The Great Security Update: AI ∧ Formal Methods with Kathleen Fisher of RAND & Byron Cook of AWS - Cognitive Revolution Recap

Podcast: Cognitive Revolution

Published: 2025-12-24

Duration: 1 hr 39 min

Guests: Kathleen Fisher, Byron Cook

Summary

Kathleen Fisher and Byron Cook explore how formal methods and automated reasoning can secure software systems against AI-enabled cyberattacks, offering real security guarantees. They discuss how these techniques are being used to improve the security of coding models and AWS services.

What Happened

Kathleen Fisher and Byron Cook discuss the potential of formal methods to deliver robust cybersecurity in the era of AI. Fisher, who directed DARPA's High Assurance Cyber Military Systems, shares insights from her work at RAND and her upcoming role at ARIA. Cook, from AWS, sheds light on how formal methods are applied to distributed systems for enhanced security.
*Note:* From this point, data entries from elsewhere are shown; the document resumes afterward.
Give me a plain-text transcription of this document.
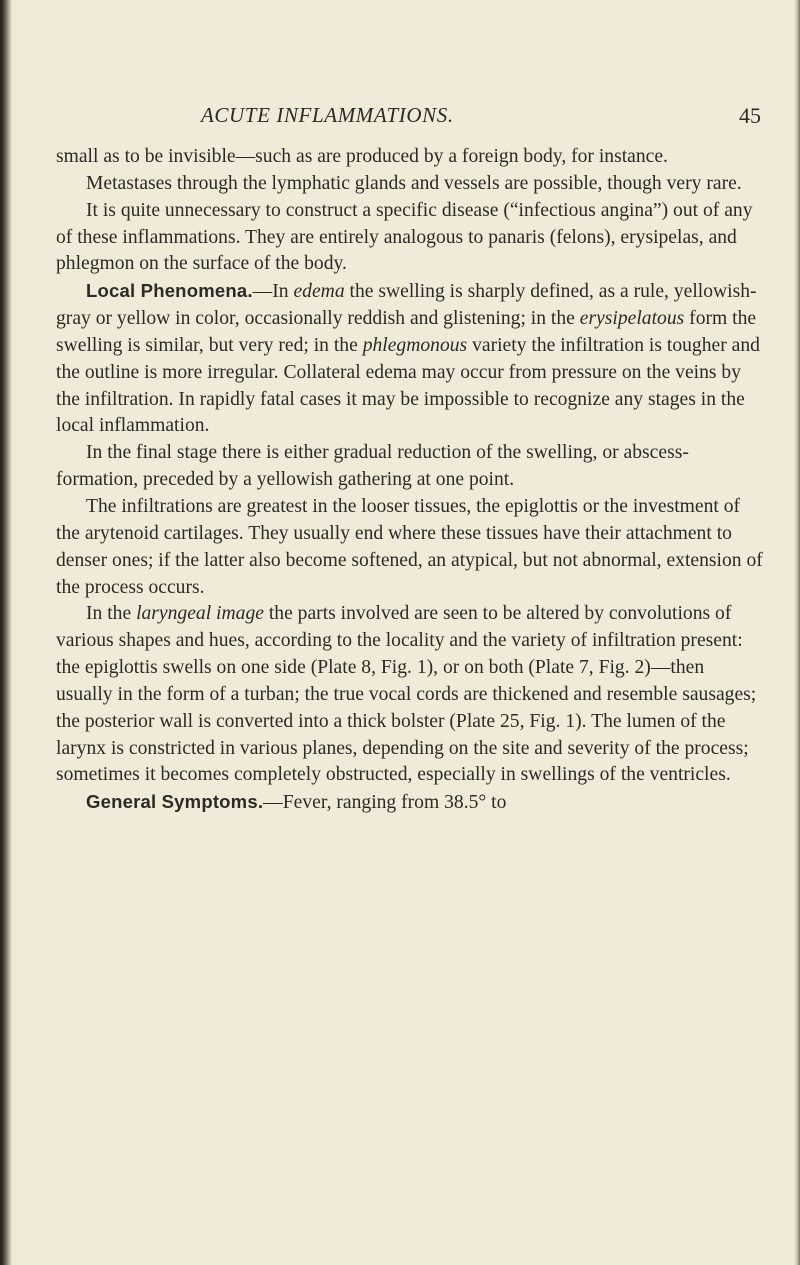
ACUTE INFLAMMATIONS.	45

small as to be invisible—such as are produced by a foreign body, for instance.

Metastases through the lymphatic glands and vessels are possible, though very rare.

It is quite unnecessary to construct a specific disease (“infectious angina”) out of any of these inflammations. They are entirely analogous to panaris (felons), erysipelas, and phlegmon on the surface of the body.

Local Phenomena.—In edema the swelling is sharply defined, as a rule, yellowish-gray or yellow in color, occasionally reddish and glistening; in the erysipelatous form the swelling is similar, but very red; in the phlegmonous variety the infiltration is tougher and the outline is more irregular. Collateral edema may occur from pressure on the veins by the infiltration. In rapidly fatal cases it may be impossible to recognize any stages in the local inflammation.

In the final stage there is either gradual reduction of the swelling, or abscess-formation, preceded by a yellowish gathering at one point.

The infiltrations are greatest in the looser tissues, the epiglottis or the investment of the arytenoid cartilages. They usually end where these tissues have their attachment to denser ones; if the latter also become softened, an atypical, but not abnormal, extension of the process occurs.

In the laryngeal image the parts involved are seen to be altered by convolutions of various shapes and hues, according to the locality and the variety of infiltration present: the epiglottis swells on one side (Plate 8, Fig. 1), or on both (Plate 7, Fig. 2)—then usually in the form of a turban; the true vocal cords are thickened and resemble sausages; the posterior wall is converted into a thick bolster (Plate 25, Fig. 1). The lumen of the larynx is constricted in various planes, depending on the site and severity of the process; sometimes it becomes completely obstructed, especially in swellings of the ventricles.

General Symptoms.—Fever, ranging from 38.5° to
Formal methods encompass the algorithmic search for proofs, enabling reasoning about infinite scenarios in finite time and space. These methods can create reward signals for coding models, potentially leading to superhuman code security levels through large language models (LLMs). AWS employs formal methods to translate natural language policies into formal rules, enhancing AI agents' policy compliance.

The episode highlights how formal methods offer varying levels of security guarantees, from type safety to full functional correctness. Cook describes Amazon's focus on proving specific concerns, leading to interconnected systems of proofs. This approach helps mitigate vulnerabilities in software, a key area for reducing cyber threats.

Fisher and Cook cite examples like the SCL4 separation kernel, where 10,000 lines of C code necessitated 100,000 lines of Isabel for verification. DARPA's HACMS program used such verification to secure a helicopter from hacking attempts, showcasing the practical resilience of formally verified systems.

Generative AI tools are emerging in formal methods, helping to find proofs and iterate on specifications. AWS's automated reasoning checks aim to minimize AI hallucinations, achieving up to 99% verification accuracy. This application of AI in formal methods could revolutionize software development methodologies.

The conversation touches on the challenges of specification accuracy, as seen in large organizations. Fisher and Cook discuss the commercial marketplace's role in adopting security technologies, with consumer willingness to pay for secure infrastructure driving innovation. They envision AI models like GPT-6 and Gemini-4 producing highly secure code, reducing vulnerabilities significantly.

Key Insights

• Formal methods enable the algorithmic search for proofs, allowing reasoning about infinite scenarios within finite time and space, which can significantly enhance cybersecurity in AI systems.
• The SCL4 separation kernel, used as an example of formal verification, required 100,000 lines of Isabel code to verify 10,000 lines of C code, demonstrating the complexity and robustness of such systems.
• AWS employs formal methods to translate natural language policies into formal rules, which improves AI agents' compliance with security policies and helps mitigate vulnerabilities in distributed systems.
• Generative AI tools in formal methods are achieving up to 99% verification accuracy, which could drastically reduce AI hallucinations and revolutionize software development methodologies.